Prison is breaking an ex-nurse’s health
In the more than two years she has spent in a cell at the Bibb County Jail in Macon, Ga., Rebecca Machetti, 38, suffered migraine headaches and skin rashes, as well as a stroke that left her vision impaired. “The whole thing is so bizarre,” says her mother. “Becky’s a trained nurse, always full of love and compassion for people. I know she would never harm anybody.”
A Bibb County jury disagreed. It condemned Mrs. Machetti for her part in planning the 1974 shotgun murders of her former husband, Ronald Akins, and his wife. Also convicted were her present husband, who was sentenced to death, and an accomplice who testified for the state and got life imprisonment. The motive, the state said, was insurance money and other funds due the three daughters Mrs. Machetti and Akins had during their 17-year marriage. They were divorced in 1973.

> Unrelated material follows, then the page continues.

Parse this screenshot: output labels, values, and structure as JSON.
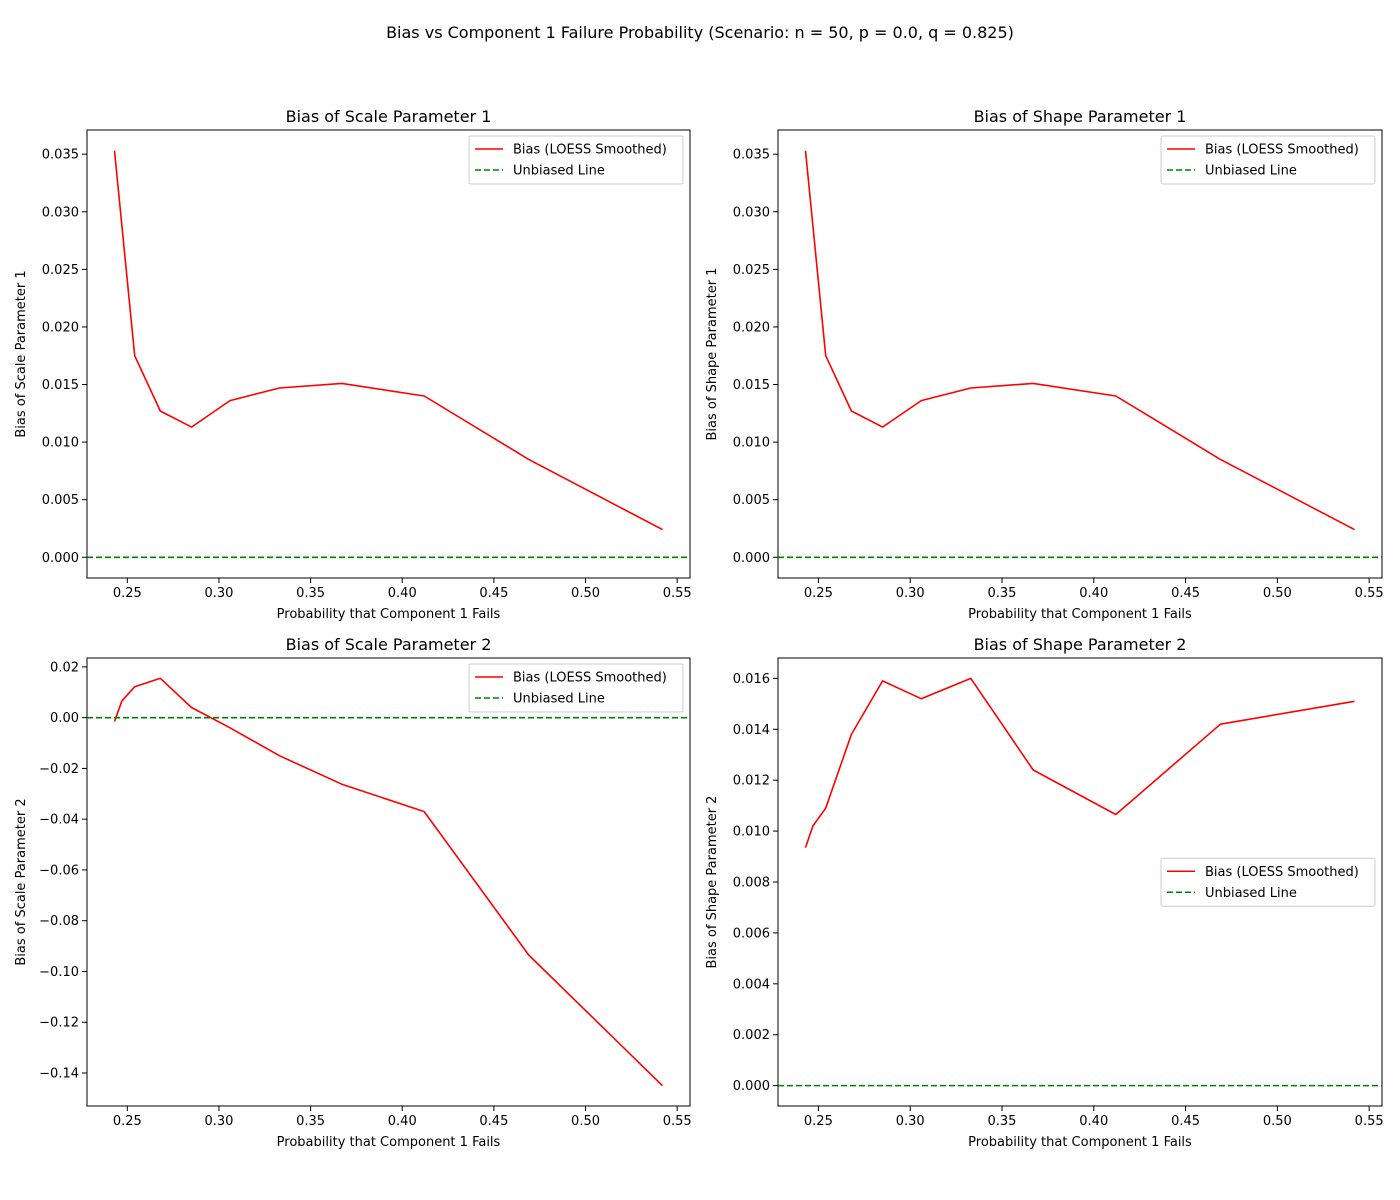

Though Mrs. Machetti is permitted few visitors, those who see her say she is depressed and highly emotional. “She’s going to need psychiatric help if she gets out,” says a friend, “but she’s extremely intelligent—a member of Mensa—and I’m sure she can make it.” A convert to Roman Catholicism, Mrs. Machetti does research for groups opposing capital punishment and corresponds with prisoners elsewhere. “Becky reaches out to everybody,” says her mother. “She writes to between 75 and 100 inmates all over the country, and I get letters telling me how much she means to them.” An anticapital punishment campaigner gives another view of Mrs. Machetti: “She’s articulate, manipulative and persuasive. She could convince anybody the moon is made of green cheese. She’s exceptional.”